Seriously, I couldn't believe my eyes. Aja, laying in the bed we bought for her. I slowly reached for my glasses on the night stand. She looked over her shoulder at me. I froze not wanting to disturb this little victory. She returned to sleep. Even with my glasses on she was STILL there. I wanted a picture. I needed a picture. I slowly reached for my phone and as I drew it towards my body, she looked over her shoulder at me again. I froze again - my eyes closed pretending to sleep. She set her head down again.
I then took about 20 pictures of a cat that was not moving one little bit!! Hahaha! Never in my wildest dreams did I even think I would get such a sense of joy from seeing a sleeping cat. After all, sleeping is what cats are masters at. I have 50 years worth of cat sleeping images in my brain!! But none gave me a feeling of success, like that image.
And then there was today - she did THIS!!!!
Yes, she is laying beside me on the bed. She still keeps to our bedroom normally, so periodically I go in the bedroom and spend time with her. Today I pulled back the covers of my bed and sat on the mattress. She has become confident enough to jump up and sit by me, but today was the first time she laid down beside me. Another victory.
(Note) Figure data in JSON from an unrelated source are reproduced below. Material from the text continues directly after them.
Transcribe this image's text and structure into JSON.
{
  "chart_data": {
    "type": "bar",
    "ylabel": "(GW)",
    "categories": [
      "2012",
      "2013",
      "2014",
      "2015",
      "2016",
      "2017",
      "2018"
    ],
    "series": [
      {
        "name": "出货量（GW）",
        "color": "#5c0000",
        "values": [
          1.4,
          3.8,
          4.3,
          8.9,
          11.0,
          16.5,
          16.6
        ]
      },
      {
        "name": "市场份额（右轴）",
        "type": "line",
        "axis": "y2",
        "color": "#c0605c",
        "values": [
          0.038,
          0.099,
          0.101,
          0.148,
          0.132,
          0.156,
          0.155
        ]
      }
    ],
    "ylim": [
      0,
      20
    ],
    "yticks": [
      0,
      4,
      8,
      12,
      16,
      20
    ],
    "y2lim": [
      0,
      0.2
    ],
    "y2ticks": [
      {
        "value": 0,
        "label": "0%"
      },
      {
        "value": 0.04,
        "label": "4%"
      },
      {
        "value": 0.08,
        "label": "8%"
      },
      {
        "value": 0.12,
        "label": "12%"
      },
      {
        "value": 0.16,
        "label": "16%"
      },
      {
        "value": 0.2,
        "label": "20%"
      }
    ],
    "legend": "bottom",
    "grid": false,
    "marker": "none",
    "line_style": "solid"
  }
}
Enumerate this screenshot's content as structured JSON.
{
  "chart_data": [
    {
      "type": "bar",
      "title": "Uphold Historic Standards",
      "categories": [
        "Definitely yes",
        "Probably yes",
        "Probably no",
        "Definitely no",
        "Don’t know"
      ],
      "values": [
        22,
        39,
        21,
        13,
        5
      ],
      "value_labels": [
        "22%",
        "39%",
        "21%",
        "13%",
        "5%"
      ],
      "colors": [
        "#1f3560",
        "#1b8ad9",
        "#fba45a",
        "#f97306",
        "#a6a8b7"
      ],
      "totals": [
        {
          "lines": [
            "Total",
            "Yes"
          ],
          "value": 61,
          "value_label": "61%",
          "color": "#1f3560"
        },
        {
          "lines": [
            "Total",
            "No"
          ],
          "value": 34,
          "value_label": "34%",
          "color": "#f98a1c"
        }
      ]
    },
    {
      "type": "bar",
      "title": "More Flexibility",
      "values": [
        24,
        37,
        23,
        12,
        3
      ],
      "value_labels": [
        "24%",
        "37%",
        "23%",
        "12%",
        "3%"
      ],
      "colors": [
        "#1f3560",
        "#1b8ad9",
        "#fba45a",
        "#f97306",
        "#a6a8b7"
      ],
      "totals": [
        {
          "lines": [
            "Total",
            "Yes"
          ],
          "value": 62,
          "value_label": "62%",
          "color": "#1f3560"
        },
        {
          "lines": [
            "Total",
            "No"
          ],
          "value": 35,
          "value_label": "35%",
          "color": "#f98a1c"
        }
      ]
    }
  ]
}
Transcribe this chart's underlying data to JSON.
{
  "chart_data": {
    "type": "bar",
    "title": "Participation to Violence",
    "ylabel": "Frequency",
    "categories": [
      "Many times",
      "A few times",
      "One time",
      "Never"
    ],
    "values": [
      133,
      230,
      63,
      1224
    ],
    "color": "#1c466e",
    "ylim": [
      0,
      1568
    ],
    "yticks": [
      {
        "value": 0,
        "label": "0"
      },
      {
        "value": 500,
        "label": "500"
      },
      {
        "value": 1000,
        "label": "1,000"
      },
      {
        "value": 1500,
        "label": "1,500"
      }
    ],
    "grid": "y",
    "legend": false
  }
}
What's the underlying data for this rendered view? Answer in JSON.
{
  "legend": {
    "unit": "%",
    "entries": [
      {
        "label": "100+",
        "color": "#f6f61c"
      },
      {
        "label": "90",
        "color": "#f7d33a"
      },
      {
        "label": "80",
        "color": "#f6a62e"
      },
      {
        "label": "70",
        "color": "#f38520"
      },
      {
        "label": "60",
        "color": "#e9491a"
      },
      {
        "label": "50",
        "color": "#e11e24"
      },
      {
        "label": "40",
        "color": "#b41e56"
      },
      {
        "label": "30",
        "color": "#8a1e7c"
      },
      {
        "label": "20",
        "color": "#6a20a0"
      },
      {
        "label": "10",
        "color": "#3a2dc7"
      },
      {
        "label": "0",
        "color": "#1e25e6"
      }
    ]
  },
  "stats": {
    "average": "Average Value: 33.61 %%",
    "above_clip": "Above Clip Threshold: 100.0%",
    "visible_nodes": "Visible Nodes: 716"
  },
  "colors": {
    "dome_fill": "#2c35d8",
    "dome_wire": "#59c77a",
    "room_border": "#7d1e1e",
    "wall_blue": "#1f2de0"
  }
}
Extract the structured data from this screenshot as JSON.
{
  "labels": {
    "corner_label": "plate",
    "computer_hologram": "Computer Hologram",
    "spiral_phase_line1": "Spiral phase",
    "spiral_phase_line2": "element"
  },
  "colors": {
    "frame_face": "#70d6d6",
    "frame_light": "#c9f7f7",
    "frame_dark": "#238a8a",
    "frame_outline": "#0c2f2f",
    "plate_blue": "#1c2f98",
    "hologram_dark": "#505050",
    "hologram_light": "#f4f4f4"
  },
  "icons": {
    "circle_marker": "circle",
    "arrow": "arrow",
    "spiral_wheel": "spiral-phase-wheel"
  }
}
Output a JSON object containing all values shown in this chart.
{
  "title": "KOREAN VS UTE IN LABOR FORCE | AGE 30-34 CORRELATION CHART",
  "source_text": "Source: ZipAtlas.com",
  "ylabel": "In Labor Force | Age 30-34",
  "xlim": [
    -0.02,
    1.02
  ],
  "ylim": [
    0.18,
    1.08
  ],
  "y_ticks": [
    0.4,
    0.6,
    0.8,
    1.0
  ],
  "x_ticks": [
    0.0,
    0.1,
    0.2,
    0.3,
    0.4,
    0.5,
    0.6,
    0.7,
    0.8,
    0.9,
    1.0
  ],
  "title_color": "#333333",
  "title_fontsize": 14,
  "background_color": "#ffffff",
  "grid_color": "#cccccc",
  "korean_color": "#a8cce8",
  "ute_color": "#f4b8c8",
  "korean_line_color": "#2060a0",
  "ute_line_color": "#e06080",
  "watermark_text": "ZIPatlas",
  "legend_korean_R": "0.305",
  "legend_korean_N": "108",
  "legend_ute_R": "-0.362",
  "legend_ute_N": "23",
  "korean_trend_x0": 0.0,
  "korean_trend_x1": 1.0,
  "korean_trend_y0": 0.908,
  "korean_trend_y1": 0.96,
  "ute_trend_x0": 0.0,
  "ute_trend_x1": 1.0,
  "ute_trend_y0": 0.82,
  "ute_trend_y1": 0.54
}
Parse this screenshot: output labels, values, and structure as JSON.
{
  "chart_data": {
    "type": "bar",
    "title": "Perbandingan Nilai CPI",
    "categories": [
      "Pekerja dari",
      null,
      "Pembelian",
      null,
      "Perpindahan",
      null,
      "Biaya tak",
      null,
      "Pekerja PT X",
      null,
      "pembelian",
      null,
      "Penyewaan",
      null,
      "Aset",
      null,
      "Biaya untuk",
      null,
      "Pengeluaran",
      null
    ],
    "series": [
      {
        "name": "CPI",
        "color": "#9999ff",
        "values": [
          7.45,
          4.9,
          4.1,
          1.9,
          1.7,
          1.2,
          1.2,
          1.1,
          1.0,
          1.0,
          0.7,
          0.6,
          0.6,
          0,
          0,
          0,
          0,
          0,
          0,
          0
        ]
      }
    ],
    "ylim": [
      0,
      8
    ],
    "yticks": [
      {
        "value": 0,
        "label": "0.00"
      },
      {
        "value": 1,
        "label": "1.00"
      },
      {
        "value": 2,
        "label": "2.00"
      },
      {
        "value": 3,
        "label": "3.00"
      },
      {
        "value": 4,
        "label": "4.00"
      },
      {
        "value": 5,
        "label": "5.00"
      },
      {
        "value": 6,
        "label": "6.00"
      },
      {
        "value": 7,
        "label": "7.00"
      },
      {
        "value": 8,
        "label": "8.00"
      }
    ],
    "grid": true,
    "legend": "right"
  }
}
She won't jump to my lap when I sit in the chair. She did that exactly twice on her own. And when I lift her onto my lap she doesn't seem comfortable and sometimes hisses letting me know, "Not now!!" So I have stopped trying to lift her or hold her. She just isn't ready for that. But laying beside me was a pretty big step for her. Relaxed enough to lay on her side. I will say her tail was wagging a bit - like she knew this action was new with me and she was feeling a bit unsure. But she stayed for about 10 minutes. And then she jumped down.
I am still learning!
The first few weeks I made all the advances with her. Half the time she was receptive and half the time she wasn't. In the last few weeks I have let her make all the moves. She needs to seek me out - and she does. That method has worked very much better. What I REALLY want to do is pick her up and give her a great big hug! But I resist as I know that would end in disaster. And my goal is to avoid disasters - and even hissing episodes! Bonding is the goal and trust takes time. Peace is the path to both. And I love this little lady enough to do all the steps her way.
I keep forgetting. Its been only 5 weeks. We are on Aja's time schedule and not mine! And she likes it that way. Now that this approach is bearing fruit - I like it that way as well!